A: There are dozens of brain training programs now available. In 2016, the FTC has been very actively enforcing existing consumer protection laws to stop brain game companies from making false advertisements and claims of efficacy. The ACTIVE study shows that speed training in particular reduces the risk of dementia, and that other forms of cognitive training do not. This means that any brain game or brain-training program that wants to state that it reduces the risk of dementia must go through a clinical trial like ACTIVE to establish that claim and a regulatory clearance process with the FDA.  Posit Science has announced that it plans to seek clearance for this intended use from the FDA. Posit Science makes no claims at this time with respect to the efficacy of its offerings in preventing or treating any disease or disorder.

What’s Next?

Q: What role does the FDA have?
A: Posit Science plans to include this data as part of a medical device clearance (510(k)) application to the FDA.

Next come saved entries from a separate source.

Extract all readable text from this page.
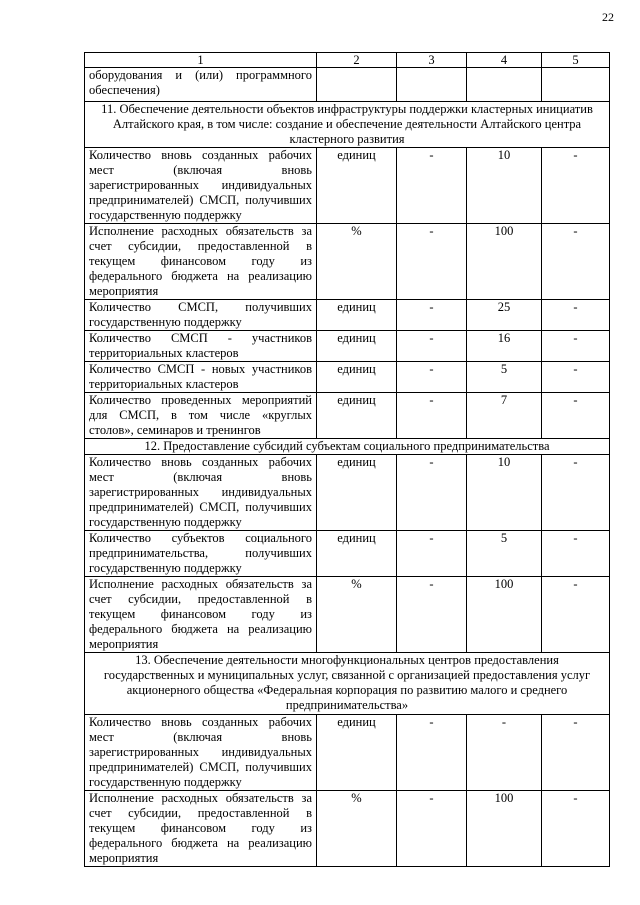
22
1	2	3	4	5
оборудования и (или) программного обеспечения)				
11. Обеспечение деятельности объектов инфраструктуры поддержки кластерных инициатив Алтайского края, в том числе: создание и обеспечение деятельности Алтайского центра кластерного развития				
Количество вновь созданных рабочих мест (включая вновь зарегистрированных индивидуальных предпринимателей) СМСП, получивших государственную поддержку	единиц	-	10	-
Исполнение расходных обязательств за счет субсидии, предоставленной в текущем финансовом году из федерального бюджета на реализацию мероприятия	%	-	100	-
Количество СМСП, получивших государственную поддержку	единиц	-	25	-
Количество СМСП - участников территориальных кластеров	единиц	-	16	-
Количество СМСП - новых участников территориальных кластеров	единиц	-	5	-
Количество проведенных мероприятий для СМСП, в том числе «круглых столов», семинаров и тренингов	единиц	-	7	-
12. Предоставление субсидий субъектам социального предпринимательства				
Количество вновь созданных рабочих мест (включая вновь зарегистрированных индивидуальных предпринимателей) СМСП, получивших государственную поддержку	единиц	-	10	-
Количество субъектов социального предпринимательства, получивших государственную поддержку	единиц	-	5	-
Исполнение расходных обязательств за счет субсидии, предоставленной в текущем финансовом году из федерального бюджета на реализацию мероприятия	%	-	100	-
13. Обеспечение деятельности многофункциональных центров предоставления государственных и муниципальных услуг, связанной с организацией предоставления услуг акционерного общества «Федеральная корпорация по развитию малого и среднего предпринимательства»				
Количество вновь созданных рабочих мест (включая вновь зарегистрированных индивидуальных предпринимателей) СМСП, получивших государственную поддержку	единиц	-	-	-
Исполнение расходных обязательств за счет субсидии, предоставленной в текущем финансовом году из федерального бюджета на реализацию мероприятия	%	-	100	-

Q: What research should be done next?
A: Key next research questions include:

  1. Dosing: ACTIVE showed that booster training drives a larger effect. How big could the effect be if people did boosters every year, instead of just twice? How about if the boosters were 10 hours of training? Or twenty? How about if the boosters involved different forms of speed training?
  2. Combinations: Would combining speed training with other plasticity-based training exercises yield a larger effect? Or combining speed training with physical exercise? How about a comprehensive brain health program, composed of speed training, physical exercise, and optimal diet/nutrition?
  3. When: How young should a person start brain training? How old is too late, or can the brain be improved at any age? Could speed training be effective in people already diagnosed with dementia?